I also made it with coconut oil (1/4 cup melted instead of butter) for a lactose friend, who gushed about how amazing was.
Then… just because – glutton – made it with a crumbled pecan topping because when I think bourbon , I think bourbon pecan pie and figured this would marry well, and holy heavens, does it ever!!
So thank you, thank you, April, for this amazing recipe that has become a family staple!!!
Oooh la la. Love it! Thank you so much Lauren!
I have tried SO many sweet potato pie recipes, so many… this one “takes the cake”, easy and delicious!! A great recipe for anyone wanting to try sweet potato pie. I always avoid the recipes that are just pumpkin pie in disguise. I cut back on the butter to one stick.. it was great.
BTW a total breakthrough not using any milk..its not needed. (often my pies would take for ever to bake or never firm up_
Thank you so much for trying out the pie! I agree sometimes the ones made with milk take forever to bake through and aren’t really firm. My family has been making sweet potato pie without milk for ages and everyone loves them. It’s the best way to make them. Haha I’m being biased but to each their own. So glad you enjoyed the pie Laura!

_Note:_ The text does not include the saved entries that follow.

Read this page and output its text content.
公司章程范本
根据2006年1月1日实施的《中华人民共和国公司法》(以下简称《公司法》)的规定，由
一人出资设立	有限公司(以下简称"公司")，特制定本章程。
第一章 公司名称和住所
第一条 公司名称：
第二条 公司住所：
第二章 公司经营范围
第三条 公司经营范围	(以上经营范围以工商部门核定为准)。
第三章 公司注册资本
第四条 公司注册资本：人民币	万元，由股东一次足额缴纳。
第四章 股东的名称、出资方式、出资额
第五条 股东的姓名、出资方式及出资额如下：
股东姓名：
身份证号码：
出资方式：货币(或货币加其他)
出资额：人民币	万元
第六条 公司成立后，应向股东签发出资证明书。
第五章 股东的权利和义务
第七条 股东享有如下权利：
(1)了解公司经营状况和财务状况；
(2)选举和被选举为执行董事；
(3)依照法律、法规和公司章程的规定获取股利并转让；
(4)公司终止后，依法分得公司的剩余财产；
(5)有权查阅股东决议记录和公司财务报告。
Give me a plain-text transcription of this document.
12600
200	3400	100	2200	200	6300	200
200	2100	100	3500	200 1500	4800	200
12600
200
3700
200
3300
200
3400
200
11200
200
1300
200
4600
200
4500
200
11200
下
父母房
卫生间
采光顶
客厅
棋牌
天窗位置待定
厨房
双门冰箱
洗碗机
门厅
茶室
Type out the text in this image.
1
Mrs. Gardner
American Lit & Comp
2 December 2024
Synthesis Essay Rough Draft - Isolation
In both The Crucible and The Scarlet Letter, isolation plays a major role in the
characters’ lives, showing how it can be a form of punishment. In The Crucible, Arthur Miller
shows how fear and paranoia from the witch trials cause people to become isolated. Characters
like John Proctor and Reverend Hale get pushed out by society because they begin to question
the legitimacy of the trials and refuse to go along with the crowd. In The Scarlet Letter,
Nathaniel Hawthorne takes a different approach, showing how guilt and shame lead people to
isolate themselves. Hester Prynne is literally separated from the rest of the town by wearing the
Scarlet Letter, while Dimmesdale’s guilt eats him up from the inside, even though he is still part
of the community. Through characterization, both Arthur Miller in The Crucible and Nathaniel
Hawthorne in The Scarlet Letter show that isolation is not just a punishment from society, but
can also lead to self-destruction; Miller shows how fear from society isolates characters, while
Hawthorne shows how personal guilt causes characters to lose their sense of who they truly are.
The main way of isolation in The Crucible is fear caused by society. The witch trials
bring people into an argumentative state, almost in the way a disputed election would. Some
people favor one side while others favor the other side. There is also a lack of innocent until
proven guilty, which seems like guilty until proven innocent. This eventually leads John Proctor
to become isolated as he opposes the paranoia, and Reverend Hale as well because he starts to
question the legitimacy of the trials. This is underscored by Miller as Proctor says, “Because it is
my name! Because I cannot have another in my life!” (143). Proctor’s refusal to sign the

It is outrageously over the top good pie. This is my second time making this recipe. The first time I followed the recipe exactly except I added fresh and dried ginger and even though I thought it was sweet enough at the 1 cup of sugar mark (I still added another 1/8 cup). This time I used Swerve sugar substitute, reduced the butter and the sugar (with the dried and fresh ginger again). I doubled the recipe both times. I so happened to have a Patty Labelle pie in the house at the time, and this pie knocked her pie out of the park. Even with half the butter and reduced sugar this pie is stellar.
Oh wow, I’m really glad the pie worked out for ya! I don’t think I ever tried Pattie’s pie before. I’ll have to try it one day! Thanks so much for the great feedback!
Can this be doubled or do you have to make one at a time cause i have about 8 pies to make for Thanksgiving please let me know
I tried doubling this recipe because I had to make about 6 pies. It didn’t taste the same so I ended up making them separately. If you have a food processor use it. It will save you a lot of time. It’s best to make them one at a time especially if you’re using a food processor because they have cup limits.